La femme de 26 ans, qui s’était fait connaître en publiant des vidéos humoristiques sur les réseaux sociaux, n’a aujourd’hui plus le cœur à rire. «On aimerait rester dans le pays pour offrir des soins, surtout aux gens en province qui en ont tant besoin, mais le pays ne nous donne pas cette chance», déplore-t-elle, ajoutant qu’Haïti «allait malheureusement finir par perdre tous ses jeunes».
Confrontés à un chômage massif, des milliers de jeunes haïtiens avaient déjà émigré vers l’Amérique latine à partir de 2014. Des dizaines de milliers d’entre eux ont espéré s’installer aux États-Unis croyant, à tort, pouvoir bénéficier d’une politique migratoire plus clémente de l’administration Biden et ont donc traversé le continent durant l’été 2021.
Réunis début septembre sous un pont à la frontière entre le Mexique et le Texas, plus de 7500 ont finalement été expulsés vers Haïti par les services migratoires américains. Cette vague de renvoi massif avait suscité l’inquiétude des organisations humanitaires alors que le pays était déjà plongé dans une grande incertitude à la suite de l’assassinat du président Jovenel Moïse, par un commando armé, le 7 juillet.
«État failli»
Ariel Henry, nommé deux jours avant ce meurtre, dirige aujourd’hui par intérim le pays mais oppose un silence radio total à la montée en puissance des gangs sur Port-au-Prince, qui paralyse toute activité en empêchant l’approvisionnement sécurisé en carburant.

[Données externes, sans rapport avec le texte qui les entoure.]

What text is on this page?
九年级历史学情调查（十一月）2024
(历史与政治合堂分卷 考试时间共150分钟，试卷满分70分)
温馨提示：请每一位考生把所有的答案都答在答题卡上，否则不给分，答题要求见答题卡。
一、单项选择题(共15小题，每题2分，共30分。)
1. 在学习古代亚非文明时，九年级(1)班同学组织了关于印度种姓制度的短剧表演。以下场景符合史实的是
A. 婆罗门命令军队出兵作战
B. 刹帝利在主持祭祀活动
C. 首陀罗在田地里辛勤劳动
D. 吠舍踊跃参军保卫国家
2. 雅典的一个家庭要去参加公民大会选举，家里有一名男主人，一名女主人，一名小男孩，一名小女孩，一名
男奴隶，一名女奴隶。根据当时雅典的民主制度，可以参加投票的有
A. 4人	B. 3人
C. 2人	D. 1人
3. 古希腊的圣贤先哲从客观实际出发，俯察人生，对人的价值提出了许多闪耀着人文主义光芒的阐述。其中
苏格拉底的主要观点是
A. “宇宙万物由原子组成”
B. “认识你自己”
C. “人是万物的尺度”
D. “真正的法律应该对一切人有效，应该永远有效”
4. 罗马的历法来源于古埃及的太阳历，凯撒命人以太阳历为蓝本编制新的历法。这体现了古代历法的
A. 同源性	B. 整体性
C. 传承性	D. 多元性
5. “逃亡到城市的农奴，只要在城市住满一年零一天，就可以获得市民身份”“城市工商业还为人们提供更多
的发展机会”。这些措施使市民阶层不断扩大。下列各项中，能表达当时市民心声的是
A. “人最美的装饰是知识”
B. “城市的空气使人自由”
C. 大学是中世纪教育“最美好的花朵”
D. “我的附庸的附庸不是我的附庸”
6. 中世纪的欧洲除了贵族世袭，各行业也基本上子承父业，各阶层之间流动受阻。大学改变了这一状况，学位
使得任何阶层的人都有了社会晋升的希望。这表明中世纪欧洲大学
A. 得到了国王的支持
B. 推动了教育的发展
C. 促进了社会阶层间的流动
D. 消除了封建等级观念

«Le gouvernement, qui n’existe que par nom, ne contrôle rien du tout, même pas le périmètre de ses locaux», réagit auprès de l’AFP l’économiste haïtien Etzer Émile pour qui «la crise du carburant est le dernier exemple d’un État failli».
«Comme si l’inflation galopante, la hausse continue du dollar (sur la gourde, monnaie locale), l’insécurité alimentaire, la fuite des cerveaux, le kidnapping n’étaient pas assez, il nous fallait une grave pénurie de carburant et un gouvernement fantôme chargé de comédiens et d’insouciants», assène-t-il.
Les gangs ont commis plus de 782 enlèvements contre rançon depuis le début de l’année, selon le Centre d’analyse et de recherches en droits humains, basé à Port-au-Prince. Une des bandes armées les plus puissantes du pays réclame 17 millions de dollars (15,6 millions de francs) de rançon pour libérer un groupe de missionnaires et de membres de leurs familles -- 16 citoyens américains et un citoyen canadien -- enlevés le 16 octobre à l’est de Port-au-Prince.
«Les maîtres de notre destin et les décideurs de nos vies, ne sont plus au Palais national comme ce fut le cas sous la dictature Duvalier: ce sont désormais les gangs armés», résume Etzer Émile, qui s’inquiète de ce qu’il appelle «la somalisation à l’haïtienne», en référence au pays africain en proie aux milices armées.